1. Es gab nie Beweise für das was Origin tun sollte (nur getürckte)
2. Der Verdacht wurde durch die Medien UND durch die User zu einem "Fakt" gehypt
3. Vielleicht hat PCGames erst mal abgewartet was an der Sache dran ist bevor sie (noch mehr) Panik verbreiten


----------



## PTL88 (4. November 2011)

naja 98% wertung wärn schon drin. 
es gibt noch nen coop modus, den man online ohne 
"freunde" zocken kann .
desweitern kann man im diesem spiel auch mit 20Death/2Kills erster 
werden . kein anderes spiel fördert so intensiv squad play .
und zu origin sage ich . geht zu facebook um euch zu beschweren .
lol


----------



## StackaMo (4. November 2011)

Ich glaube nicht, dass es nötig ist die Wertung anzupassen, denn es beschweren sich hier zwar viele Leute und auch die Leserwertungen liegen (relativ) niedrig, aber ich denke, dass es auch daran liegt, dass die zufriedenen Zocker kein Interesse an ein Beitrag oder einen Leser-Vote haben, während unzufriedene Gamer eher dazu neigen ihre Meinung hier kundzutun. 

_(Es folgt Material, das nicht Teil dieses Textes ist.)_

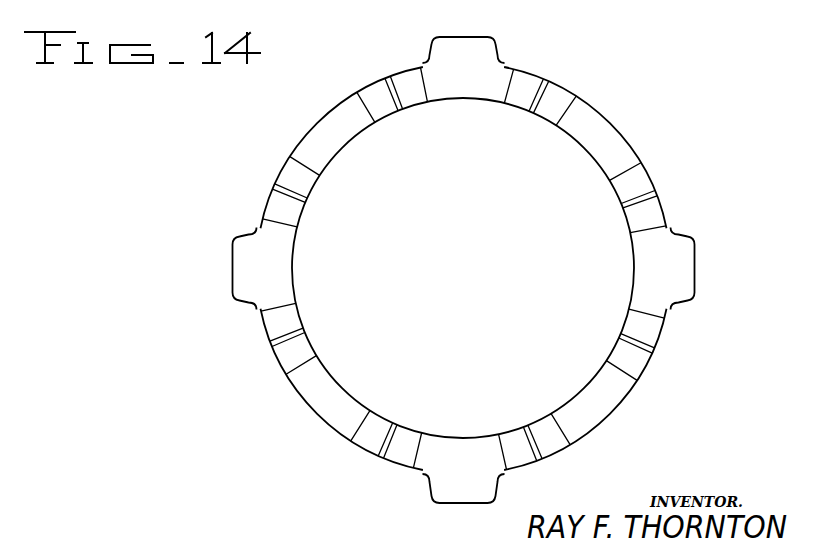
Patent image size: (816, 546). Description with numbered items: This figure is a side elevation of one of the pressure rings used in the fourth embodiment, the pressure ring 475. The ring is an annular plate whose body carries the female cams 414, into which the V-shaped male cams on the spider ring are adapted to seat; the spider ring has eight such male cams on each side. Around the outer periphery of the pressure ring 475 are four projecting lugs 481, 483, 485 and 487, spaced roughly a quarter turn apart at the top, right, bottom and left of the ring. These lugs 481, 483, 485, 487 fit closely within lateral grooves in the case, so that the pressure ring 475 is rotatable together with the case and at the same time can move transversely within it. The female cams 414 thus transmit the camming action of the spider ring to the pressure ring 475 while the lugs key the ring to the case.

Ich persönlich bin sehr zufrieden mit Battlefield 3 und finde, dass die Wertung absolut gerechtfertigt ist.


----------



## palombhp (4. November 2011)

Vordack schrieb:


> 1. Es gab nie Beweise für das was Origin tun sollte (nur getürckte)
> 2. Der Verdacht wurde durch die Medien UND durch die User zu einem "Fakt" gehypt



Ich gebe Dir vollkommen recht zu deinen Punkten 1+2 oben.

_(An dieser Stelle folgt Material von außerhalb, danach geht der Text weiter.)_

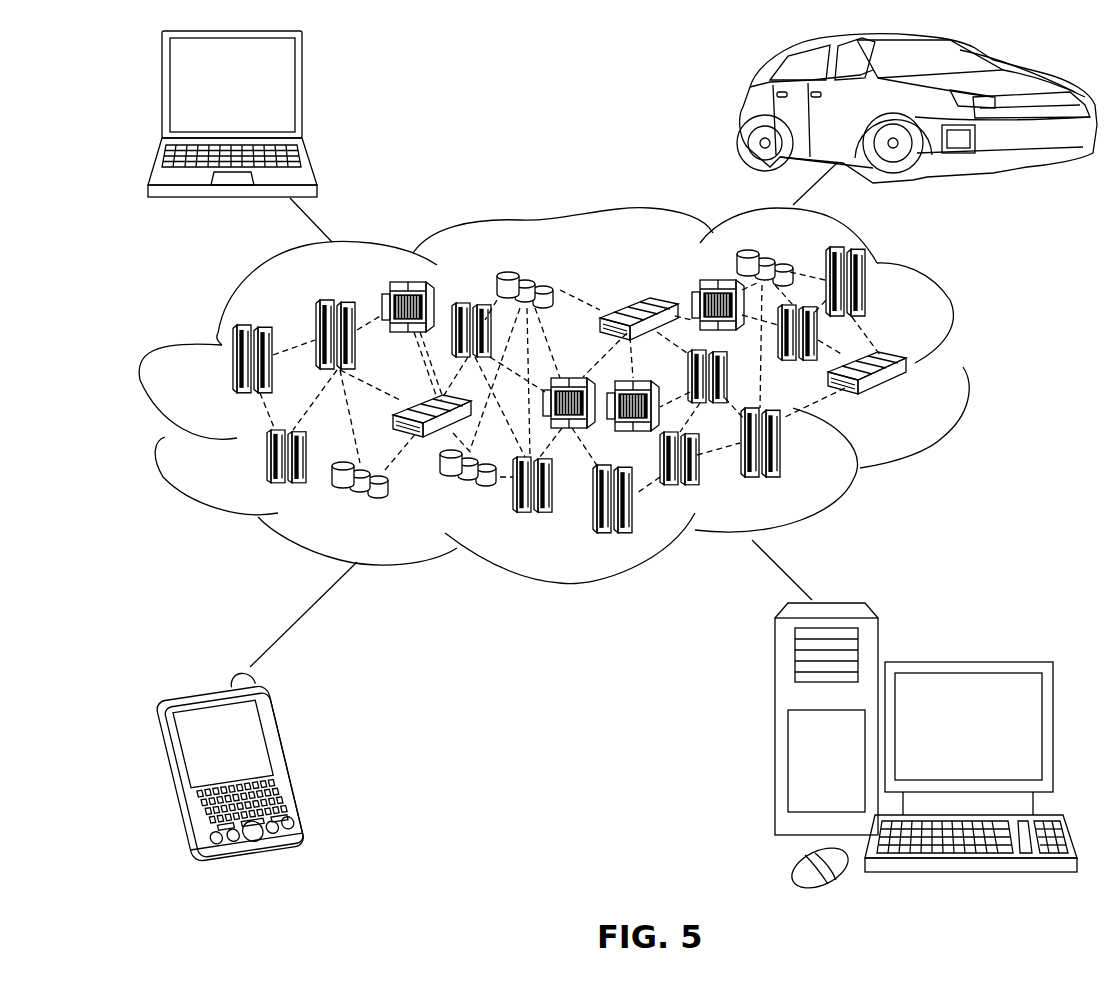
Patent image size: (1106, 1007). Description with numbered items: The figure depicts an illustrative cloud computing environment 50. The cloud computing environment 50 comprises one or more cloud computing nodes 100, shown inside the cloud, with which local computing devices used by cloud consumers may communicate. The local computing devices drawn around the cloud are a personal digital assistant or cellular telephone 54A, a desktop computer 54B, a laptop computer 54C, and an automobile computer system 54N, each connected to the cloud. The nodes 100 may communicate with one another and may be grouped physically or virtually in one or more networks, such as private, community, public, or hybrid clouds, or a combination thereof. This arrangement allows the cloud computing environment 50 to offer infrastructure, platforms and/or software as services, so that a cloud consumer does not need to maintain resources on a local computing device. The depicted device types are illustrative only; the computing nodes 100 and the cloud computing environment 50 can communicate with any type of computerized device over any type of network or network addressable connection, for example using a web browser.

The cloud computing environment 50 is at (965, 368).
The cloud computing nodes 100 is at (920, 403).
The personal digital assistant or cellular telephone 54A is at (292, 755).
The desktop computer 54B is at (966, 660).
The laptop computer 54C is at (302, 92).
The automobile computer system 54N is at (745, 108).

Ich verfolge auch regelmäßig im EA Forum die Diskussion zu dem Origin Thema. Es ist oft sehr amüsant, weil die Idiotendichte teilweise recht hoch ist.

Es werden alle möglichen Halbwahrheiten von Gegnern und Anhängern herangezogen und jede Seite ist beratungsresistent.

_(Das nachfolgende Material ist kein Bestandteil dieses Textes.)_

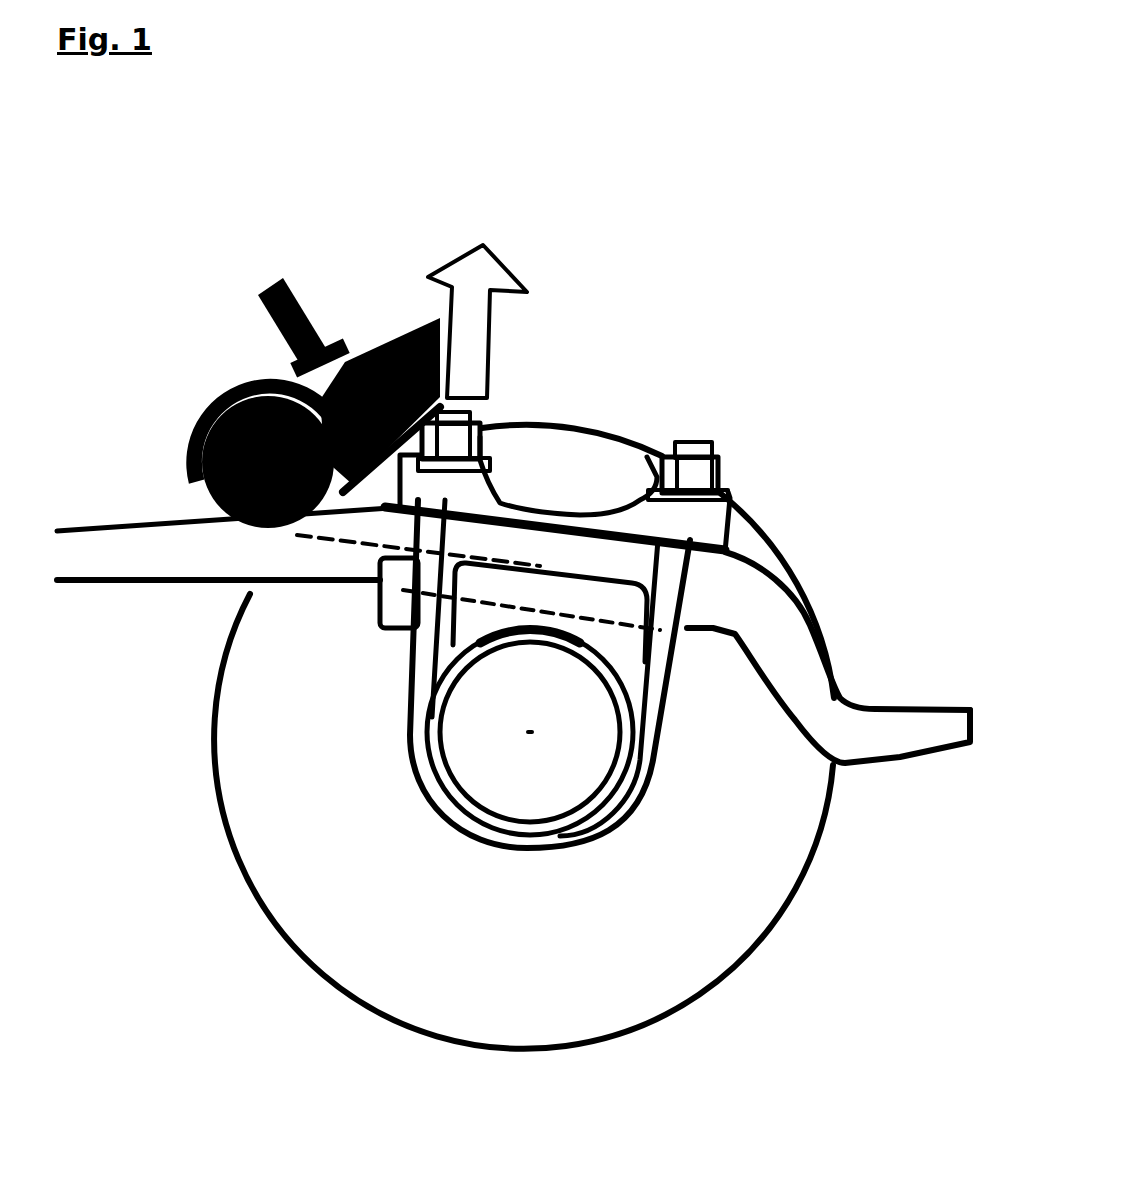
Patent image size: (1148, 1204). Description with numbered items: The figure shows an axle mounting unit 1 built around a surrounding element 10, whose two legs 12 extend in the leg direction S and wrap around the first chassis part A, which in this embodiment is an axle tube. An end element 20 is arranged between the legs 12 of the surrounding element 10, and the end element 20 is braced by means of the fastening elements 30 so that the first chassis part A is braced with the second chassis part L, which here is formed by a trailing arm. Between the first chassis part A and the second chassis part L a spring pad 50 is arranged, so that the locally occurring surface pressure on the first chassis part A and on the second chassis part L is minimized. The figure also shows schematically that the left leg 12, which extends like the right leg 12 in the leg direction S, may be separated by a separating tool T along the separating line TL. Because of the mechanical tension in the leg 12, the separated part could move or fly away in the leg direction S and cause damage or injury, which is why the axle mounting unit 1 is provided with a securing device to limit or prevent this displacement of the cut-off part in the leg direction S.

The axle mounting unit 1 is at (658, 317).
The surrounding element 10 is at (532, 845).
The legs 12 is at (422, 633).
The end element 20 is at (677, 518).
The fastening elements 30 is at (452, 440).
The spring pad 50 is at (620, 632).
The first chassis part A is at (520, 720).
The second chassis part L is at (847, 737).
The leg direction S is at (493, 340).
The separating tool T is at (373, 357).
The separating line TL is at (303, 537).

Und genau hier wäre die ideale Möglichkeit für PC Games, selbst die Dinge in die Hand zu nehmen, einen eigenen vertrauenswürdigen IT Experten an den Prozess Monitor ranzulassen um eine möglichst vertrauenswürdige Analyse zu bekommen. Aber nein, es wird irgendein Typ von einer Cheater Seite zitiert.

Bei all dem Mist den ich mir zu dem Thema schon durchlesen müsste, wäre ich heilfroh hier mal eine vertrauenswürdige Aussage zu bekommen. Aber nein, dazu müßte man wie gesagt Stellung beziehen.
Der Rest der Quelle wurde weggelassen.